Indonesia was no stranger to natural disasters, he noted. The consequences of huge forest fires during the past two years had been addressed with the much-appreciated help of OCHA, the United Nations Disaster Assessment and Coordination Team (UNDAC) and the United Nations Development Programme (UNDP). A prevention and mitigation programme and an awareness campaign were now in effect. At the end of 1998, several parts of the country had suffered from earthquakes and assistance had been dispatched from national resources. Indonesia welcomed strengthening of the Consolidated Appeals Process (CAP) and efforts to improve coordination in the field. It felt there was an urgent need to develop a comprehensive approach to countries in crisis, including early application of development tools in humanitarian emergencies, and a need to establish greater flexibility in funding mechanisms.
JENO C. A. STAEHELIN, observer for Switzerland, said it was vital that the destiny of humans touched by natural crises remained at the centre of the preoccupations and efforts of the Economic and Social Council whilst it deliberated on the improvement of coordination in the humanitarian area. The rules of international humanitarian and human rights law were often ignored or rejected. To create a surer environment for humanitarian action, the existing rules of humanitarian law needed to be fully respected by all parties in a crisis situation.
How to organize the transition phase between aid, reconstruction and development was an issue that had been discussed for many years, he continued. The international community had still not managed to ensure that the passage from humanitarian aid to development cooperation was done without failures or duplication. The most important elements in a phase of transition were included in the long-term strategies of countries. The implementation of a strategic framework represented the only viable option to achieve an integrated approach covering all aspects of the transition phase.
Coordination implied a close collaboration and a great reciprocal confidence between participants in the reconstruction, he said. Partners in developing countries should also be more closely associated with the elaboration of transition strategies. It was true that an important part of financial resources was often given to new causes attracting the attention of the media, and other causes were forgotten.
LUIS GALLEGOS CHIRIBOGA (Ecuador) said response to humanitarian emergencies had to be strengthened. The United Nations should continue to be a platform for solidarity and sustained response to natural disasters and to catastrophes provoked by human actions. Armed conflicts or mass displacements due to poverty had grown in severity in recent years. A basic premise for unity was alleviation of poverty and enhanced social development, along with respect for cultures.
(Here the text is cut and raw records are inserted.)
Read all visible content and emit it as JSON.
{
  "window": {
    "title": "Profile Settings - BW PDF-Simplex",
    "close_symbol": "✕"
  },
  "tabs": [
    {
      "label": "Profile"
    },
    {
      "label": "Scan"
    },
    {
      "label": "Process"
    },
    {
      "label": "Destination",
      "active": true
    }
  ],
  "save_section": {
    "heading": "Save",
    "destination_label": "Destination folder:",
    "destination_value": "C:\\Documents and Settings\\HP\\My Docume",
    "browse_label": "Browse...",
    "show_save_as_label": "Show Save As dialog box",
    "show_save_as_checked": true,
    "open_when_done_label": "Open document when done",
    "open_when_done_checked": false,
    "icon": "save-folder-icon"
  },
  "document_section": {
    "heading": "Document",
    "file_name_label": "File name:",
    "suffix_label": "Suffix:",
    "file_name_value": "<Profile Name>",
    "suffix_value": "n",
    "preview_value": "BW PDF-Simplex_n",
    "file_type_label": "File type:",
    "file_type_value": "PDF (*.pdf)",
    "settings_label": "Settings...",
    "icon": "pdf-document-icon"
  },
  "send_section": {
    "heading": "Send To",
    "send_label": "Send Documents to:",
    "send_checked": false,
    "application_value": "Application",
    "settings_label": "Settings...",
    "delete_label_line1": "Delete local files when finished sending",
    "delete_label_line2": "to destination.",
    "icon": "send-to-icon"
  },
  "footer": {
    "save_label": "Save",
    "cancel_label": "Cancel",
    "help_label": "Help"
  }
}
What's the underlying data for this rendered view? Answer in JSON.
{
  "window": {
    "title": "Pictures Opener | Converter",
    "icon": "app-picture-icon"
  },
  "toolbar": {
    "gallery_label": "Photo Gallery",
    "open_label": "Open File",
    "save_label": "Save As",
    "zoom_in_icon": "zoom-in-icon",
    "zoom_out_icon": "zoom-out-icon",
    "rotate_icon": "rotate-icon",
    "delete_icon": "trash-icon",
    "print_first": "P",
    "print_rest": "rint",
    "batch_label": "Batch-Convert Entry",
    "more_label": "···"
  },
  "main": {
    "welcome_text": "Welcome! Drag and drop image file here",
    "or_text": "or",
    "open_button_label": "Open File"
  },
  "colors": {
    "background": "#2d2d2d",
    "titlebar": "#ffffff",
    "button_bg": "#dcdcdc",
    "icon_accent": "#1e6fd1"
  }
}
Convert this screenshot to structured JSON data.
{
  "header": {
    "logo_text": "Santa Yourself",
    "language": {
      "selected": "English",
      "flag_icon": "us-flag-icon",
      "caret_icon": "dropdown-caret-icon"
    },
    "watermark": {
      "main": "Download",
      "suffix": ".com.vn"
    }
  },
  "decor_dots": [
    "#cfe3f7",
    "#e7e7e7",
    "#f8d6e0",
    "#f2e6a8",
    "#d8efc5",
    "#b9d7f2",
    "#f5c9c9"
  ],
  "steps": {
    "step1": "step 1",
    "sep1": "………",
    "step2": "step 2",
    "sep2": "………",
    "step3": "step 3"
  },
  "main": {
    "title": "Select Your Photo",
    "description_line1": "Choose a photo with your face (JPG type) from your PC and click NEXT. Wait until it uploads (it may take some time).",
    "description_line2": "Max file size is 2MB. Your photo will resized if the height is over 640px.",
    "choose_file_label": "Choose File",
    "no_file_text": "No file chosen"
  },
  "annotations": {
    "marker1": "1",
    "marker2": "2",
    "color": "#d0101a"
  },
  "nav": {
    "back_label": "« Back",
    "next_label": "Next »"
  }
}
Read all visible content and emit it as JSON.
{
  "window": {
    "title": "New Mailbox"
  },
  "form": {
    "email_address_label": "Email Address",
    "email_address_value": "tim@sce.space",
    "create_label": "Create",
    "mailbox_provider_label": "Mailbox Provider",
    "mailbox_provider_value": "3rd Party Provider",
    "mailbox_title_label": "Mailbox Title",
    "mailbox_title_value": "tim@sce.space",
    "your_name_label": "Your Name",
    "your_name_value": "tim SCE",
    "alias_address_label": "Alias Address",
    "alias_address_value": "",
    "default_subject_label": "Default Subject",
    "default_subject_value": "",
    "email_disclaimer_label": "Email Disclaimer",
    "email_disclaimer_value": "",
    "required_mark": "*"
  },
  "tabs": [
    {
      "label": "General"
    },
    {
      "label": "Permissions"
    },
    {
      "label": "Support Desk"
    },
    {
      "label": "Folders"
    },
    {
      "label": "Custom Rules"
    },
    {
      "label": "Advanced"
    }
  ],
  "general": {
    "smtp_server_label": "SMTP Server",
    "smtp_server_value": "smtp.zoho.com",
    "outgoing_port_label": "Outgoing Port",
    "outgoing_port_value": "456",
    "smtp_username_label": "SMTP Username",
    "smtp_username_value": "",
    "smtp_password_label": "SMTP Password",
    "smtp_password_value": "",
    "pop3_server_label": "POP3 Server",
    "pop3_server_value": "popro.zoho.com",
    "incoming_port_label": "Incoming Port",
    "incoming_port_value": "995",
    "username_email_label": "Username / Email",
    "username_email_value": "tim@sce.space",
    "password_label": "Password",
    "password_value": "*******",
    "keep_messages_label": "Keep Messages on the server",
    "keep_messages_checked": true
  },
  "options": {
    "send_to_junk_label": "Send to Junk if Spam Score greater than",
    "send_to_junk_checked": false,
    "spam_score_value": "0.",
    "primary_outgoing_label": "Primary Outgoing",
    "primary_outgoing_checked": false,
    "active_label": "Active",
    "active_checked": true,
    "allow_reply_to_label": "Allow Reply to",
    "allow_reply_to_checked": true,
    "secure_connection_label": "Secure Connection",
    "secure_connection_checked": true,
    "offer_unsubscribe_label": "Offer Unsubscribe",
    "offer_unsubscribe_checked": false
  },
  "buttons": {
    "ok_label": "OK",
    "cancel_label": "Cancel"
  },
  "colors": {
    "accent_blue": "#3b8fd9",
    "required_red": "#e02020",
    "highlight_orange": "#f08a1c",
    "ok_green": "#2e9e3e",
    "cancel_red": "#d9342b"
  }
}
Developing and poor countries were most vulnerable to natural and man-made disasters; it was necessary to have a comprehensive and effective response system for them.
Ecuador was quite vulnerable to natural disasters, and firmly supported emergency humanitarian assistance to countries affected by such natural events, along with recovery and development assistance, he said. More attention needed to be paid to the cyclical effects of the El Niño, phenomenon which was occurring more often and with greater violence. Analyses should be made of countries which repeatedly suffered from El Niño and rehabilitation and development schemes devised for them. To date, United Nations work related to El Niño had been informative and effective.
DILIP LAHIRI (India) said that the provision of humanitarian assistance by the United Nations system to those in need was important. Any offer or availability of aid from the United Nations did not, however, imply any rights on the part of the United Nations to forcibly apply that aid. There was concern that the levels of funding available for humanitarian assistance had been declining over the last few years, to the point of four per cent of requirements. At the same time, the number of natural disasters had increased. There was a need to fund assistance implementation, without removing funding for development. The implications for under-funding were very serious.
Humanitarian assistance should not be used as a tool to bring pressure upon any part of those involved in a conflict, the representative of India said. Thus, geographically-specific funding should not be allowed. It was essential to ensure optimal use of available funds. Funds for reconstruction should be made available sooner, and with less onerous procedures. Capacities for immediate relief often existed, but as needs shifted from immediate to the long-term, the lack of resources became apparent.
There were many new causes of crises, including globalization, he noted. The phenomenon of economic globalization had weakened the powers of the State, and that trend should be reversed. In any crisis, the final guarantee of well-being for all lay in a strong State. The central question in transitions lay in the strengthening of the Government's capacity to deal with the situation.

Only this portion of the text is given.